The second agreement, a status of forces agreement, has the primary purpose of ensuring the protection of U.S. troops and Defense Department civilians as Iraq begins to exercise greater sovereignty.
“It [also] lays out a framework for the withdrawal of American forces in Iraq,” Bush said. “This withdrawal will take place in two stages.”
The first stage will occur next year, when Iraqi forces assume the lead for security operations in all major population centers, while U.S. combat forces move out of Iraqi cities and into an overwatch role, Bush said. After this transition has occurred, the drawdown of American forces will continue to the second stage, with all U.S. forces returning home from Iraq by the end of 2011.
Bush acknowledged early differences of opinion about the initial decision to remove Saddam Hussein from power and the subsequent conduct of the war.
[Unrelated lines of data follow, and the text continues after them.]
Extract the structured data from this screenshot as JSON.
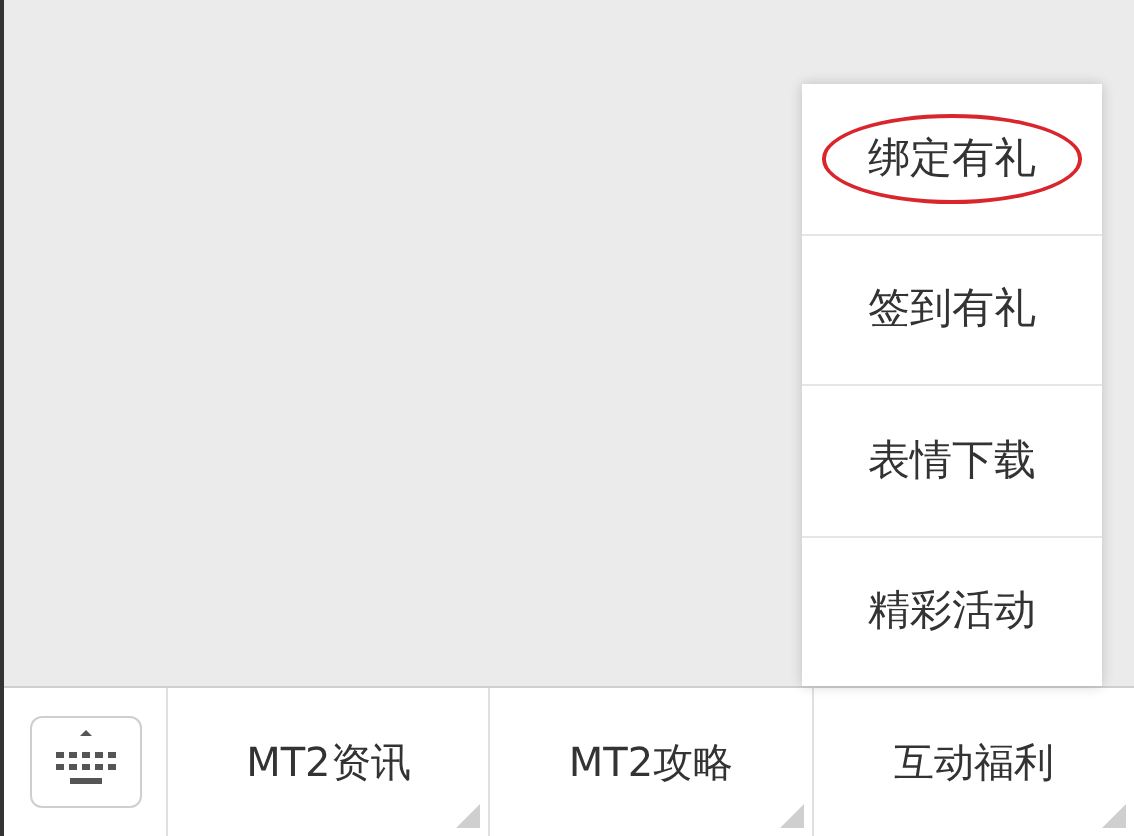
{
  "popup_menu": {
    "items": [
      {
        "label": "绑定有礼",
        "circled": true
      },
      {
        "label": "签到有礼",
        "circled": false
      },
      {
        "label": "表情下载",
        "circled": false
      },
      {
        "label": "精彩活动",
        "circled": false
      }
    ]
  },
  "bottom_bar": {
    "menus": [
      {
        "label": "MT2资讯"
      },
      {
        "label": "MT2攻略"
      },
      {
        "label": "互动福利"
      }
    ]
  }
}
But as the situation becomes more and more positive, he said, the country has an opportunity to adopt a new perspective.
“Americans should be able to agree that it is in our nation's strategic and moral interests to support the free and democratic Iraq that is emerging in the heart of the Middle East,” he said.
The president also acknowledged the sacrifices made to reach this point, including long separations from friends and family, and for many, the ultimate sacrifice.
“Throughout the past eight years, I've seen the tremendous talent and courage of those who wear the uniform,” Bush said. “Their efforts have overthrown tyrants, made our nation safer, put terrorists on the run, and opened the door to liberty for more than 50 million people.
“Now, thanks to their work in Iraq and the courage of the Iraqi people, a hopeful new era is dawning for their democracy and ours,” he said.
Bush also conveyed his appreciation for the American people’s sacrifices.
“The battle in Iraq has required a large amount of time and a large amount of money,” he said.
Bush added that he would attend the Army-Navy football game in Philadelphia this afternoon, and said he was looking forward to spending time with “brave men and women of the United States military.”